Two planning applications made by the owner of a holiday homes park in a Herefordshire village have been sharply criticised for containing “discrepancies, misinformation, and missing information”.
Wigmore parish council agreed at an extraordinary meeting to put its concerns to Herefordshire Council, which will shortly rule on the bids by the owner of the Castle Inn mobile home park in the village.
One seeks permission for four mobile home pitches on part of the inn’s garden, which the council voted unanimously to object to for several reasons including design and access, which “are completely out of keeping with our conservation area”, council vice chairman Gwen Fraser said.
Councillors also agreed to raise concerns about issues of privacy, drainage, the lack of an ecological survey and the absence of an existing public right of way on the submitted plans.
The second application was for retrospective permission for a further four pitches already developed since May, though according to council chairman Nick Davidson: “These simultaneous but different applications are difficult to differentiate from each other and from what was done previously.”
This was submitted on a form for a fresh development bid, which he said was misleading – for example the statement that there were no trees or hedges on the site was only true because those previously screening the site had been removed.
The design statement accompanying the bid said an avenue of specimen trees would “compensate for the loss of natural landscape features, which were removed by the previous owners of the site”.
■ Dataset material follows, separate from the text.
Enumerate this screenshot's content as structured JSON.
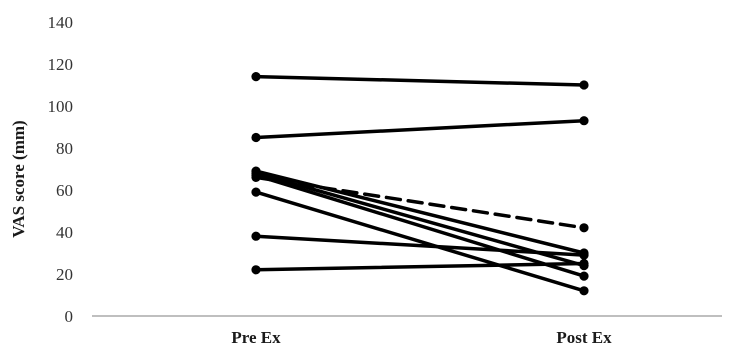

But this was disputed both by a neighbouring resident and by Coun Davidson, who said date-stamped Google Earth images showed the vegetation still in place after May last year.
The images also appeared to show nine plots on the east side of the park, rather than the eight originally approved in 2007, which he said “should be raised with planning enforcement”.
Herefordshire Council confirmed it had taken no enforcement action against the mobile home park.
Coun Davidson added: “The bar for retrospective permission has to be set high – otherwise we set a dangerous precedent for the rest of the county and the country.”
Coun John Williams said: “I am happy with the idea of what they’re doing but they need to address these issues.”
Consultation on the retrospective planning application drew 11 objections by the closing date of last Friday.
Ward councillor Carole Gandy said: “On the basis of the number of objections I can ask for a redirection so it goes to the planning committee.”